Beginning with Cort v. Ash, 422 U.S. 66, 95 S.Ct. 2080, 45 L.Ed.2d 26 (1975), the Supreme Court has set down more stringent rules for implying private causes of action for violation of criminal and regulatory statutes. In Cort, the Court stated the rules to be: whether plaintiff is one of a class for whose especial benefit the statute was enacted; whether there is an indication of legislative intent to create a private remedy; whether implication of a private remedy is consistent with the legislative purpose; and whether such a cause of action is traditionally relegated to state law. Id. at 78, 95 S.Ct. at 2087. In Touche Ross & Co. v. Redington, 442 U.S. 560, 99 S.Ct. 2479, 61 L.Ed.2d 82 (1979), the Court stated that it did not intend by its holding in Cort to give equal weight to all four of the aforementioned factors, and that the central inquiry was whether Congress intended to create a private cause of action. Id. at 575, 99 S.Ct. at 2489.

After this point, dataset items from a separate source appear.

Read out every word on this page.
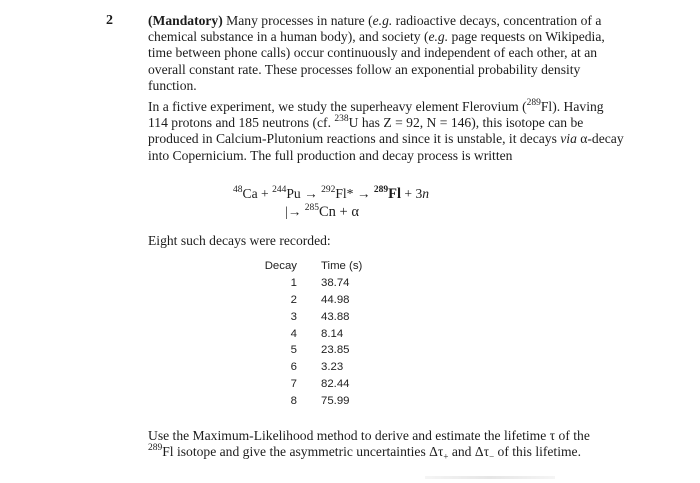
2	(Mandatory) Many processes in nature (e.g. radioactive decays, concentration of a chemical substance in a human body), and society (e.g. page requests on Wikipedia, time between phone calls) occur continuously and independent of each other, at an overall constant rate. These processes follow an exponential probability density function.
In a fictive experiment, we study the superheavy element Flerovium ($^{289}$Fl). Having 114 protons and 185 neutrons (cf. $^{238}$U has Z = 92, N = 146), this isotope can be produced in Calcium-Plutonium reactions and since it is unstable, it decays via α-decay into Copernicium. The full production and decay process is written
$^{48}$Ca + $^{244}$Pu → $^{292}$Fl* → $^{289}$Fl + 3n
|→ $^{285}$Cn + α
Eight such decays were recorded:
Decay	Time (s)
1	38.74
2	44.98
3	43.88
4	8.14
5	23.85
6	3.23
7	82.44
8	75.99
Use the Maximum-Likelihood method to derive and estimate the lifetime τ of the $^{289}$Fl isotope and give the asymmetric uncertainties $\Delta\tau_+$ and $\Delta\tau_-$ of this lifetime.
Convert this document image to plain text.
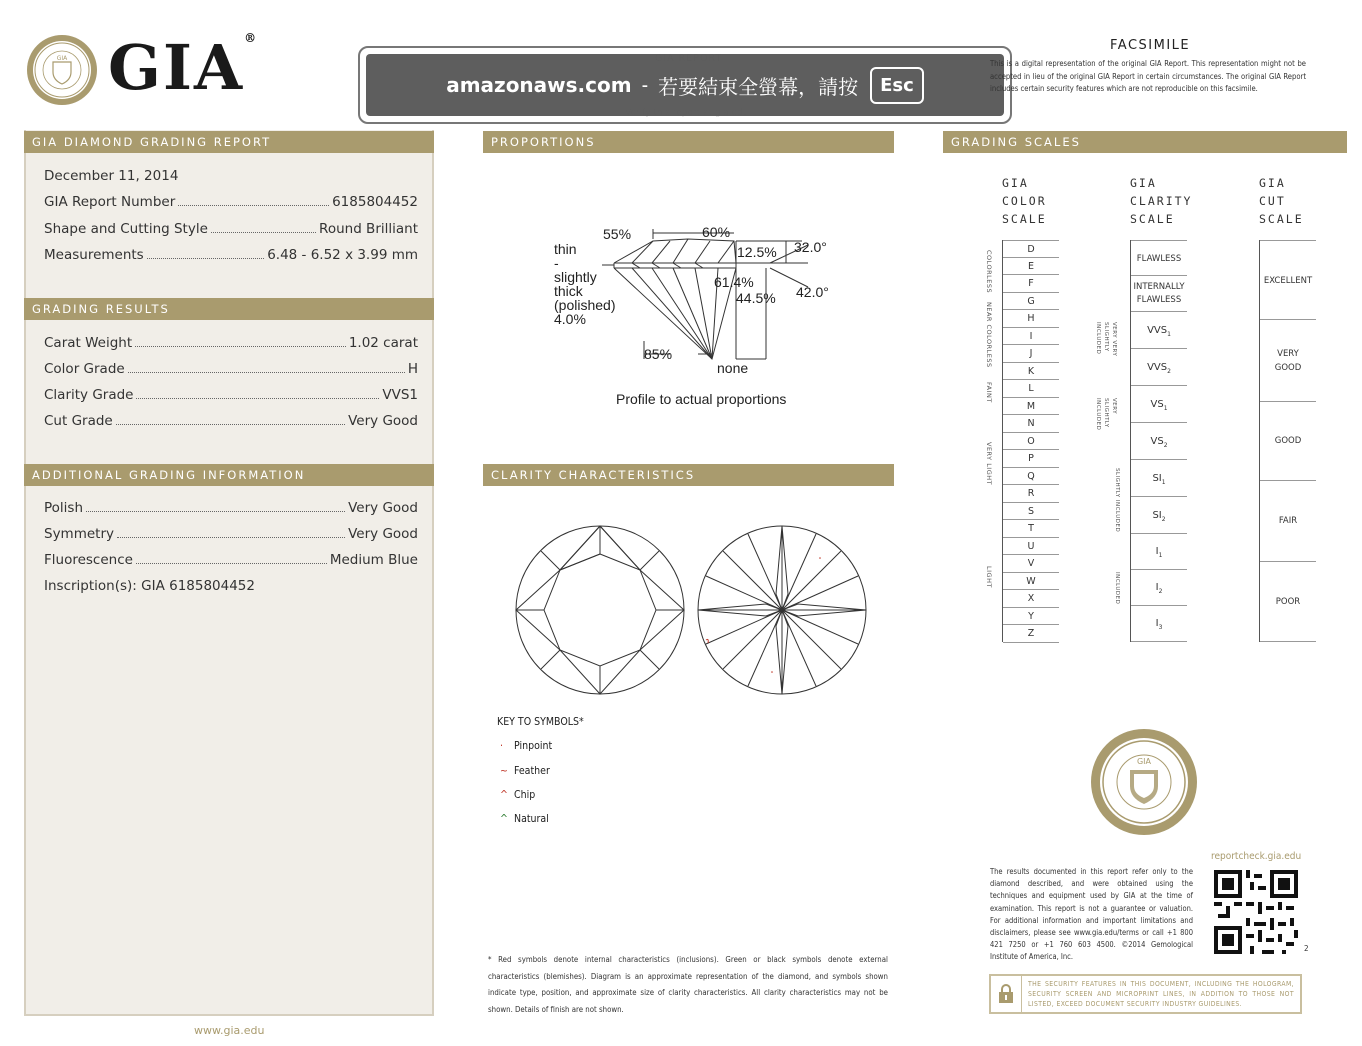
GIA GIA®
amazonaws.com - 若要結束全螢幕，請按	Esc
FACSIMILE
This is a digital representation of the original GIA Report. This representation might not be accepted in lieu of the original GIA Report in certain circumstances. The original GIA Report includes certain security features which are not reproducible on this facsimile.
GIA DIAMOND GRADING REPORT
December 11, 2014
GIA Report Number	6185804452
Shape and Cutting Style	Round Brilliant
Measurements	6.48 - 6.52 x 3.99 mm
GRADING RESULTS
Carat Weight	1.02 carat
Color Grade	H
Clarity Grade	VVS1
Cut Grade	Very Good
ADDITIONAL GRADING INFORMATION
Polish	Very Good
Symmetry	Very Good
Fluorescence	Medium Blue
Inscription(s): GIA 6185804452
www.gia.edu
PROPORTIONS
55%	60%
12.5% 32.0°
61.4%
44.5% 42.0°
85%
none
thin
-
slightly
thick
(polished)
4.0%
Profile to actual proportions
CLARITY CHARACTERISTICS
KEY TO SYMBOLS*
· Pinpoint
~ Feather
^ Chip
^ Natural
* Red symbols denote internal characteristics (inclusions). Green or black symbols denote external characteristics (blemishes). Diagram is an approximate representation of the diamond, and symbols shown indicate type, position, and approximate size of clarity characteristics. All clarity characteristics may not be shown. Details of finish are not shown.
GRADING SCALES
GIA
COLOR
SCALE
GIA
CLARITY
SCALE
GIA
CUT
SCALE
D
E
F
G
H
I
J
K
L
M
N
O
P
Q
R
S
T
U
V
W
X
Y
Z
COLORLESS
NEAR COLORLESS
FAINT
VERY LIGHT
LIGHT
FLAWLESS
INTERNALLY FLAWLESS
$VVS_1$
$VVS_2$
$VS_1$
$VS_2$
$SI_1$
$SI_2$
$I_1$
$I_2$
$I_3$
VERY VERY SLIGHTLY INCLUDED
VERY SLIGHTLY INCLUDED
SLIGHTLY INCLUDED
INCLUDED
EXCELLENT
VERY GOOD
GOOD
FAIR
POOR
GIA
reportcheck.gia.edu
2
The results documented in this report refer only to the diamond described, and were obtained using the techniques and equipment used by GIA at the time of examination. This report is not a guarantee or valuation. For additional information and important limitations and disclaimers, please see www.gia.edu/terms or call +1 800 421 7250 or +1 760 603 4500. ©2014 Gemological Institute of America, Inc.
THE SECURITY FEATURES IN THIS DOCUMENT, INCLUDING THE HOLOGRAM, SECURITY SCREEN AND MICROPRINT LINES, IN ADDITION TO THOSE NOT LISTED, EXCEED DOCUMENT SECURITY INDUSTRY GUIDELINES.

In Piper v. Chris-Craft Industries, Inc., 430 U.S. 1, 97 S.Ct. 926, 51 L.Ed.2d 124 (1977), the Court stated that the threshold issue was whether a tender offeror such as Chris-Craft, whose activities were regulated by the Williams Act, 15 U.S.C. § 78m(d)(1), had a cause of action for damages against other parties whose activities were regulated by the Act, on a claim that violations of the Act by other parties frustrated the tender offeror's (Chris-Craft's) efforts to obtain control of the target corporation. Id. at 24, 97 S.Ct. at 940. In answering this question in the negative, the Court, referring to Cort, stated, inter alia :
There, the Court identified four factors as "relevant" in determining whether a private remedy is implicit in a statute not expressly providing one. The first is whether the plaintiff is " 'one of the class for whose especial benefit the statute was enacted ....' " Id., at 78, 45 L.Ed.2d 26, 95 S.Ct. 2080. (Emphasis in original.) As previously indicated, examination of the statute and its genesis shows that Chris-Craft is not an intended beneficiary of the Williams Act, and surely is not one "for whose especial benefit the statute was enacted." Ibid. To the contrary, Chris-Craft is a member of the class whose activities Congress intended to regulate for the protection and benefit of an entirely distinct class, shareholders-offerees. As a party whose previously unregulated conduct was purposefully brought under federal control by the statute, Chris-Craft can scarcely lay claim to the status of "beneficiary" whom Congress considered in need of protection.
Id. at 37, 97 S.Ct. at 947.
Applying these decisions to the instant case, we conclude that they do not permit the implication of a private cause of action in favor of Gutter. In the light of the enactment of the 1970 amendment to the 1934 Act (Section 7(f)) and the issuance of Regulation X, Gutter is not in a class for whose especial benefit this statute was enacted and, indeed, Gutter is a party whose conduct has been brought under control by the statute. Moreover, there is no indication of Congressional intent to create a cause of action in favor of the broker's customer against the broker, and the enactment of Section 7(f) indicates a contrary intent.
We therefore conclude that the judgment of the district court should be affirmed insofar as it denied relief to Gutter. We further conclude that the judgment of the district court must be reversed insofar as it granted relief to Gutter. The cause is therefore remanded to the district court with direction to enter a judgment dismissing the action with prejudice. No costs assessed.